Das war eine Kriegserklärung an die Mächtigen. Revolution! Es bedeutete die Aufbürdung einer ungeheuerlichen Verantwortung an jeden einzelnen Christen, als Diener zweier Welten seine Pflicht zu tun und damit jede Handlungen seines christlichen Bruders diesbezüglich zu prüfen - gerade die seines weltlichen Herrn.
Verantwortungsbewußtsein ruht auf einer sittlichen Entscheidung. Wer entscheiden kann, ist frei. Luther schuf mit dieser Erklärung eine Freiheit, die die Christen bis dahin nicht kannten. Andererseits betonte Luther die Pflicht des Christenmenschen, beiden Welten zu dienen. Das war es, was die Fürsten gern hörten. Auch die alte Kirche hörte das gern. Was sie nicht gern hörte, das war die Selbstbestimmtheit des einzelnen Christen. Dies machte nicht nur die Ablaßbriefe überflüssig, sondern auch etliche Kirchenoberen arbeitslos.
Durch Luther wurde das Leben eines Christenmenschen zu einer Herausforderung, gemäß sittlichen und religiösen Gesichtspunkten zu handeln und dieses Handeln in freier Selbstbestimmung durchzuführen. Allerdings war Luther kein Vertreter der Willensfreiheit. Doch dazu später.
Die mittelalterliche Kirche, dieser Riesenkomplex zur Bildung eines Universalreiches, hatte in Luthers Konzept keinen Platz. Weil eben die Kirche so viel weltliche Macht angehäuft hatte, mußte sie sich auch an die Spielregeln der Politik halten. Weitgehend.
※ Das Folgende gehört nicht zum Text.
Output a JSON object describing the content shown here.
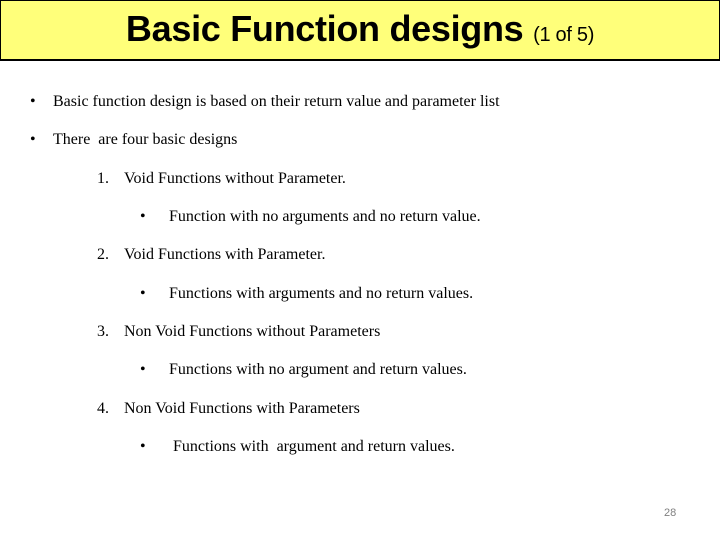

Welche das waren, hatte Machiavelli 1513 beschrieben. Luther löste sich immer mehr von der Vorstellung, innerhalb der Kirche die mißlichen Verhältnisse abschaffen zu können. So wurde der Papst allmählich zum Antichristen, weil er jeder Reform der Kirche ablehnend gegenüberstand.
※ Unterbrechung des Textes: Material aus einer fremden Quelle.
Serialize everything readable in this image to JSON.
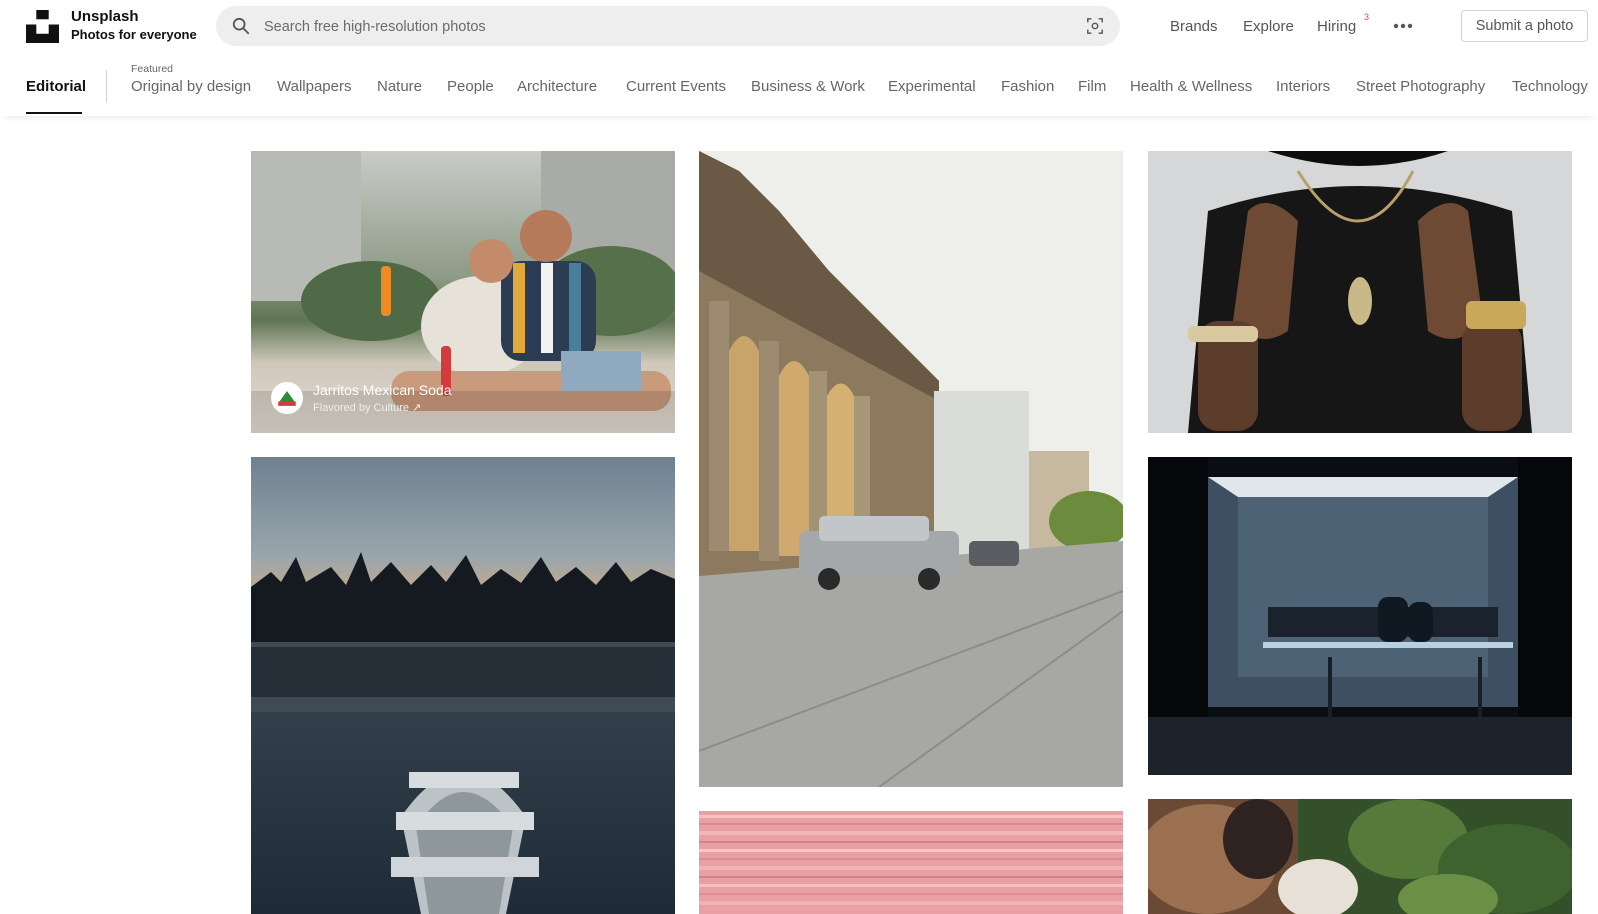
{
  "brand": {
    "name": "Unsplash",
    "tagline": "Photos for everyone"
  },
  "search": {
    "placeholder": "Search free high-resolution photos"
  },
  "nav": {
    "brands": "Brands",
    "explore": "Explore",
    "hiring": "Hiring",
    "hiring_badge": "3",
    "submit": "Submit a photo"
  },
  "topics": {
    "active": "Editorial",
    "featured_label": "Featured",
    "items": [
      "Original by design",
      "Wallpapers",
      "Nature",
      "People",
      "Architecture",
      "Current Events",
      "Business & Work",
      "Experimental",
      "Fashion",
      "Film",
      "Health & Wellness",
      "Interiors",
      "Street Photography",
      "Technology"
    ]
  },
  "sponsor": {
    "name": "Jarritos Mexican Soda",
    "subtitle": "Flavored by Culture ↗"
  },
  "colors": {
    "badge": "#d63a8a",
    "search_bg": "#eeeeee"
  }
}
Kann Luther als theologische Folgerung des Humanismus gelten, so muß Ulrich von Hutten die politisch-weltliche genannt werden. Hutten wollte den deutschen Nationalstaat, einen ritterlich-humanistischen Gesamtstaat mit Autonomierechten, eine Korporation gleichberechtigter Einzelstaaten in einem Gesamtstaat. Hutten war strikter Feind der römischen, der fremdländischen Klerisei, feindete alle an, die aus den Deutschen Profit schlagen wollten oder von denen er eben das glaubte: Franzosen, Italiener, Papsttum.
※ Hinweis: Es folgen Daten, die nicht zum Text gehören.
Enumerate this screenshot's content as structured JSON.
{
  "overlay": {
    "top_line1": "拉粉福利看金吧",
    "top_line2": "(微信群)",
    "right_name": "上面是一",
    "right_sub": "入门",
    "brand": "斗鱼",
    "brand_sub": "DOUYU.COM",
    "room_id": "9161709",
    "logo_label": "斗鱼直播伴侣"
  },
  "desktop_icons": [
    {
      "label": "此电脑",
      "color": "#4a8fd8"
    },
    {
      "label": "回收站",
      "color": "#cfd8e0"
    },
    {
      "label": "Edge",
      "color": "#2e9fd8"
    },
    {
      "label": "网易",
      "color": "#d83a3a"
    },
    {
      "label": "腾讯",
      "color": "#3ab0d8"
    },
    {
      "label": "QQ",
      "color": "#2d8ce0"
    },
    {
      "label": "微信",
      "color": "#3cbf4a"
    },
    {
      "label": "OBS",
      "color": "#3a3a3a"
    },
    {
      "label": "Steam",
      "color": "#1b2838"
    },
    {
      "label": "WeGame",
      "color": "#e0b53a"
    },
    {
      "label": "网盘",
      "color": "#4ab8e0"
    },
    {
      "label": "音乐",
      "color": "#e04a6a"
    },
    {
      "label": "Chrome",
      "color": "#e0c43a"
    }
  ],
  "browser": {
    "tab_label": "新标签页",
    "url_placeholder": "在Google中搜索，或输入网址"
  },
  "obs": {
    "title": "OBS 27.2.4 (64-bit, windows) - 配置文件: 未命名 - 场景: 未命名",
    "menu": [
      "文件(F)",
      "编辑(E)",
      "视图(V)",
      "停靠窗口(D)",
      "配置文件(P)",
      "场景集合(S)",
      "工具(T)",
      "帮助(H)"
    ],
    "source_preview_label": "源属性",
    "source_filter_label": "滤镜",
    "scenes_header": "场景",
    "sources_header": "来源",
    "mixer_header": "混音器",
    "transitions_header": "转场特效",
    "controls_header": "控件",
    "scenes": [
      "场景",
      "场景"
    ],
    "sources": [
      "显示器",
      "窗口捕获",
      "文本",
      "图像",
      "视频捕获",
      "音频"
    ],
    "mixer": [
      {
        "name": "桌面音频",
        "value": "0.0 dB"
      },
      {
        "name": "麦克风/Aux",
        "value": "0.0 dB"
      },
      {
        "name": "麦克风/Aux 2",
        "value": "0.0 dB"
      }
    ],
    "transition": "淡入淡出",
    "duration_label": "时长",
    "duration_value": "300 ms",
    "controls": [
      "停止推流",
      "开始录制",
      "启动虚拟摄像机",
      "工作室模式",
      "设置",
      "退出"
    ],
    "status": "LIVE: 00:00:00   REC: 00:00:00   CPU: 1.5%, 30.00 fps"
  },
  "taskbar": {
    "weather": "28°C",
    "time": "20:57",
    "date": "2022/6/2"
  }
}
Als er Luther Schrift „An den christlichen Adel...“ in den Händen hielt, fühlte er sich in seinem politischen Streben erkannt und gefördert. Fortan war er Luthers Kampfgefährte für die Erneuerung Deutschlands. Er schrieb seine Kampfschriften auf deutsch, die tausendfach in Magdeburgs Druckereien vervielfältigt im Reich verteilt und verschlungen wurden. Die Deutschen rissen sich um diese Schriften, deren Kernsätze lauteten: „Es lebe die Freiheit! Es ist eine Lust zu leben.“
Luthers Akt war der einer Befreiung, angekommen bei Volk und Adel gleichermaßen.
Aufgaben:
1. Erkläre, warum Luthers Protest eine Revolution war! (II)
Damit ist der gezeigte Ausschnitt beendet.